Review of medical history was unremarkable, but the dental history revealed an excisional biopsy in the same region 10 months before. The patient brought his former dental reports and radiographs. They showed an extensive periradicular lesion measuring 3.0 × 1.8 cm associated with the mandibular right first and second premolars and first molar (Fig. 1C). On that occasion, the response to pulp sensitivity test (EndoFrost, Roeko, Langenau, Germany) was positive for mandibular right first and second premolars, negative to the mandibular right first molar and the patient was asymptomatic. Root canal treatment of the mandibular right first molar and excisional biopsy were performed. Radiographic examination 4 months postoperatively showed ongoing periapical repair (Fig. 1D). Histopathological diagnosis was consistent with abscessed cyst (Fig. 2).

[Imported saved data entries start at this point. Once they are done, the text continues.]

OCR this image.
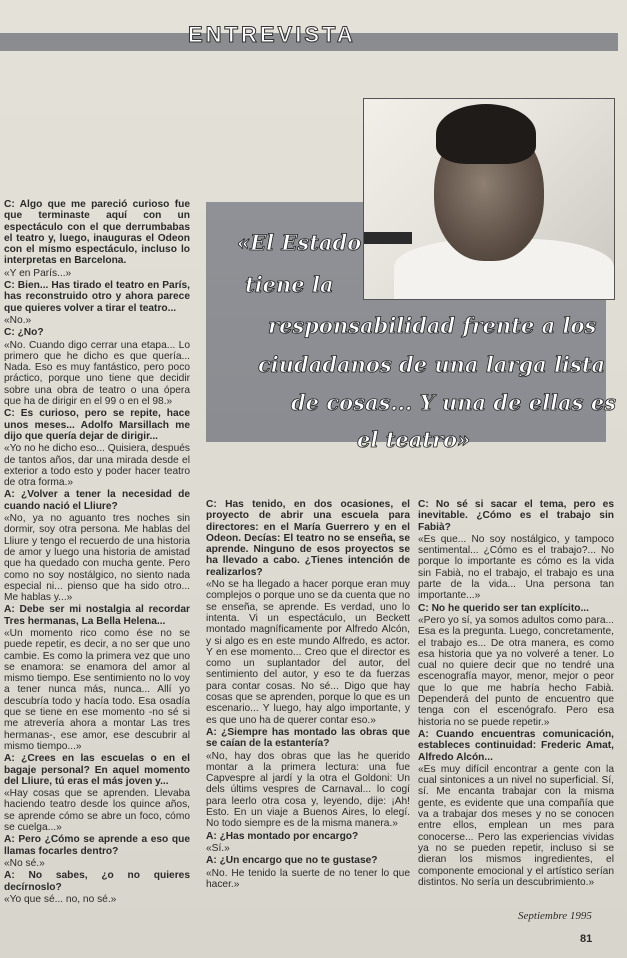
ENTREVISTA

C: Algo que me pareció curioso fue que terminaste aquí con un espectáculo con el que derrumbabas el teatro y, luego, inauguras el Odeon con el mismo espectáculo, incluso lo interpretas en Barcelona.

«Y en París...»

C: Bien... Has tirado el teatro en París, has reconstruido otro y ahora parece que quieres volver a tirar el teatro...

«No.»

C: ¿No?

«No. Cuando digo cerrar una etapa... Lo primero que he dicho es que quería... Nada. Eso es muy fantástico, pero poco práctico, porque uno tiene que decidir sobre una obra de teatro o una ópera que ha de dirigir en el 99 o en el 98.»

C: Es curioso, pero se repite, hace unos meses... Adolfo Marsillach me dijo que quería dejar de dirigir...

«Yo no he dicho eso... Quisiera, después de tantos años, dar una mirada desde el exterior a todo esto y poder hacer teatro de otra forma.»

A: ¿Volver a tener la necesidad de cuando nació el Lliure?

«No, ya no aguanto tres noches sin dormir, soy otra persona. Me hablas del Lliure y tengo el recuerdo de una historia de amor y luego una historia de amistad que ha quedado con mucha gente. Pero como no soy nostálgico, no siento nada especial ni... pienso que ha sido otro... Me hablas y...»

A: Debe ser mi nostalgia al recordar Tres hermanas, La Bella Helena...

«Un momento rico como ése no se puede repetir, es decir, a no ser que uno cambie. Es como la primera vez que uno se enamora: se enamora del amor al mismo tiempo. Ese sentimiento no lo voy a tener nunca más, nunca... Allí yo descubría todo y hacía todo. Esa osadía que se tiene en ese momento -no sé si me atrevería ahora a montar Las tres hermanas-, ese amor, ese descubrir al mismo tiempo...»

A: ¿Crees en las escuelas o en el bagaje personal? En aquel momento del Lliure, tú eras el más joven y...

«Hay cosas que se aprenden. Llevaba haciendo teatro desde los quince años, se aprende cómo se abre un foco, cómo se cuelga...»

A: Pero ¿Cómo se aprende a eso que llamas focarles dentro?

«No sé.»

A: No sabes, ¿o no quieres decírnoslo?

«Yo que sé... no, no sé.»

«El Estado
tiene la
responsabilidad frente a los
ciudadanos de una larga lista
de cosas... Y una de ellas es
el teatro»

C: Has tenido, en dos ocasiones, el proyecto de abrir una escuela para directores: en el María Guerrero y en el Odeon. Decías: El teatro no se enseña, se aprende. Ninguno de esos proyectos se ha llevado a cabo. ¿Tienes intención de realizarlos?

«No se ha llegado a hacer porque eran muy complejos o porque uno se da cuenta que no se enseña, se aprende. Es verdad, uno lo intenta. Vi un espectáculo, un Beckett montado magníficamente por Alfredo Alcón, y si algo es en este mundo Alfredo, es actor. Y en ese momento... Creo que el director es como un suplantador del autor, del sentimiento del autor, y eso te da fuerzas para contar cosas. No sé... Digo que hay cosas que se aprenden, porque lo que es un escenario... Y luego, hay algo importante, y es que uno ha de querer contar eso.»

A: ¿Siempre has montado las obras que se caían de la estantería?

«No, hay dos obras que las he querido montar a la primera lectura: una fue Capvespre al jardí y la otra el Goldoni: Un dels últims vespres de Carnaval... lo cogí para leerlo otra cosa y, leyendo, dije: ¡Ah! Esto. En un viaje a Buenos Aires, lo elegí. No todo siempre es de la misma manera.»

A: ¿Has montado por encargo?

«Sí.»

A: ¿Un encargo que no te gustase?

«No. He tenido la suerte de no tener lo que hacer.»

C: No sé si sacar el tema, pero es inevitable. ¿Cómo es el trabajo sin Fabià?

«Es que... No soy nostálgico, y tampoco sentimental... ¿Cómo es el trabajo?... No porque lo importante es cómo es la vida sin Fabià, no el trabajo, el trabajo es una parte de la vida... Una persona tan importante...»

C: No he querido ser tan explícito...

«Pero yo sí, ya somos adultos como para... Esa es la pregunta. Luego, concretamente, el trabajo es... De otra manera, es como esa historia que ya no volveré a tener. Lo cual no quiere decir que no tendré una escenografía mayor, menor, mejor o peor que lo que me habría hecho Fabià. Dependerá del punto de encuentro que tenga con el escenógrafo. Pero esa historia no se puede repetir.»

A: Cuando encuentras comunicación, estableces continuidad: Frederic Amat, Alfredo Alcón...

«Es muy difícil encontrar a gente con la cual sintonices a un nivel no superficial. Sí, sí. Me encanta trabajar con la misma gente, es evidente que una compañía que va a trabajar dos meses y no se conocen entre ellos, emplean un mes para conocerse... Pero las experiencias vividas ya no se pueden repetir, incluso si se dieran los mismos ingredientes, el componente emocional y el artístico serían distintos. No sería un descubrimiento.»

Septiembre 1995
81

(A) Histopathological sections show a cystic cavity lined with stratified squamous epithelium (arrows) and intense and diffuse inflammatory infiltrate composed of polymorphonuclear neutrophils and mononuclear cells - HE; original magnification 100×. (B) Greater magnification (200×) of an abscessed area (asterisks) close to the epithelium layer (arrows).
Considering the past dental history, a cone beam computed tomography (CBCT) scan of the involved teeth was performed as a complementary examination (i-CAT CBCT Scanner; Imaging Sciences International Inc, Hatfield, PA, USA), at 120 kVp, in 1.0-mm thick sections. The CBCT scans (Fig. 3) revealed two root canals in the mandibular right second premolar: the main canal located lingually, which tapered progressively towards the apex and appeared to be apically closed, presenting a half-moon or C-shaped conformation; and an obliterated invaginated buccal canal in the cervical third, which became wide-open at the exit portal in the middle third, associated with periapical lesion and discontinuous buccal cortical plate. The invaginated canal seemed to be lined by enamel. It was not possible to identify any communication between the main and the invaginated canals in the axial scan, despite the close proximity between them.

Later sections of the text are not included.